11th Vice-Chancellor of Islamic University, Bangladesh
- In office 27 December 2012 – 30 June 2016
- Preceded by: M. Alauddin
- Succeeded by: Rashid Askari

Personal details
- Alma mater: University of Dhaka;
- Occupation: Writer, university academic

= Abdul Hakim Sarkar =

Bangladeshi writer and academic

Abdul Hakim Sarkar (died 11 May 2025) was a Bangladeshi writer, academic, and professor. He was the 11th vice chancellor (27 December 2012 – 30 June 2016) of Islamic University, Bangladesh. He was a long time professor of Dhaka University at Social welfare and research institute.

== Early life and education ==
He was a student at Dhaka University, finished his graduation, and was appointed a lecturer at Dhaka University.

== IU VC appointment ==
Abdul Hakim Sarkar was appointed 11th vice chancellor of Islamic University. The appointment was made in a bid to remove the stalemate that began at the university three and a half months earlier. He was removed on 30 June 2016 by the chancellor, President Abdul Hamid, without citing any reason.

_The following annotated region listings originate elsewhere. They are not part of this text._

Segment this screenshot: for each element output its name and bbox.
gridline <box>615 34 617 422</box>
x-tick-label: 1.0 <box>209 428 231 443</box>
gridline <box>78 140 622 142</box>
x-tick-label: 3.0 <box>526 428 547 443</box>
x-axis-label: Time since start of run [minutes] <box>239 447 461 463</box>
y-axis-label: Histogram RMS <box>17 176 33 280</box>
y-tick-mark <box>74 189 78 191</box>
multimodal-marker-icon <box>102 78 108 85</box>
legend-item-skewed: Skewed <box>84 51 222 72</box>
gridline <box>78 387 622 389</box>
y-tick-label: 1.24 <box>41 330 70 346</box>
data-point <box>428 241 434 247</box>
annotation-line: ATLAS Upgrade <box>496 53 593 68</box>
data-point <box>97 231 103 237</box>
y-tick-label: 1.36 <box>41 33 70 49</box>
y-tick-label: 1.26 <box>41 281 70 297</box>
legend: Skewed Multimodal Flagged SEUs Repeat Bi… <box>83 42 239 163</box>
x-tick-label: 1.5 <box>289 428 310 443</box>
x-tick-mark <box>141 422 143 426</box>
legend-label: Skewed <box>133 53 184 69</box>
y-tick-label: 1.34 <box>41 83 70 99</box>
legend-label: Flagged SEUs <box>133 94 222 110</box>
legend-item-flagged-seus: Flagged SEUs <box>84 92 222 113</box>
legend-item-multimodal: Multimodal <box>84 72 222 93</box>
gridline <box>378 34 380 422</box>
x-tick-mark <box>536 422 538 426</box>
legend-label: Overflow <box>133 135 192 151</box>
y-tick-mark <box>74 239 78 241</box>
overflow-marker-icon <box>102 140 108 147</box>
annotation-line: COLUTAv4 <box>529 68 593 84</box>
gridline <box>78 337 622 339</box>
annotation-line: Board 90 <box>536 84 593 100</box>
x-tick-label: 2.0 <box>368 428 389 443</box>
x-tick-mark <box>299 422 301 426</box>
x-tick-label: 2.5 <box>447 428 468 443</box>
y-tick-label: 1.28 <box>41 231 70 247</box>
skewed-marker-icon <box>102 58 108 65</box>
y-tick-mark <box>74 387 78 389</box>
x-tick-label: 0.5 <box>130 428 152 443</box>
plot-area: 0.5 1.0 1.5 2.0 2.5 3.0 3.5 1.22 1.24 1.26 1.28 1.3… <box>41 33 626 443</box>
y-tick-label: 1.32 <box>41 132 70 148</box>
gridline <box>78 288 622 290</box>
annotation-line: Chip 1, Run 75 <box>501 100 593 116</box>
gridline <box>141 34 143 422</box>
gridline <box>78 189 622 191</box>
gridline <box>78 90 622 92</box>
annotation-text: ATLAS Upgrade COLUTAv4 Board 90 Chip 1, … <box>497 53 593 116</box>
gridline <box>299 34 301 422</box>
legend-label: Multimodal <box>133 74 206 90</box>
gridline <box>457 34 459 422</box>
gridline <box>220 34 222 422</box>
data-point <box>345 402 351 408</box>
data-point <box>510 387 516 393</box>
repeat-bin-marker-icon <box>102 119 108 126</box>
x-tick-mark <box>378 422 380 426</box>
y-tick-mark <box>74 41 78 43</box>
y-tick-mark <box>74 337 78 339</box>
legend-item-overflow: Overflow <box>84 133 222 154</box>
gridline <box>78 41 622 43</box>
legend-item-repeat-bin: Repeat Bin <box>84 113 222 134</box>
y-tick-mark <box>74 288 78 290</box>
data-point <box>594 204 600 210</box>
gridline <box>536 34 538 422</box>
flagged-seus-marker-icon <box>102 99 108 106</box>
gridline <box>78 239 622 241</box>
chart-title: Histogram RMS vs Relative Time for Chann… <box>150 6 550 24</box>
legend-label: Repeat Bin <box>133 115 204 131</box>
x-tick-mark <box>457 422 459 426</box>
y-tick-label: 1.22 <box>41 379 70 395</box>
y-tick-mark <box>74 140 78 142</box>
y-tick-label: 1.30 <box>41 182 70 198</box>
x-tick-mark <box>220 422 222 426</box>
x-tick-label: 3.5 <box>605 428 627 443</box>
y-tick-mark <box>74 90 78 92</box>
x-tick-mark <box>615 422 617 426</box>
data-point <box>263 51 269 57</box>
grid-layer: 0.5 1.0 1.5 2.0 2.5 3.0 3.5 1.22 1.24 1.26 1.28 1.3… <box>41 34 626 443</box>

But sources at the Islamic University Teacher Association (IUTA) said the VC was involved in various irregularities and corruption during his tenure. Abdul Hakim Sarkar went on Hajj in 2014 at the invitation of the King of Saudi Arabia.

== Book ==
- Samāja kalyāṇa praśāsana (Bengali: সমাজ কল্যাণ প্রশাসন)

==Death==
He died on 11 May 2025 at his residence in Sector-14, Dhaka, due to old age complications. He was 75 years old.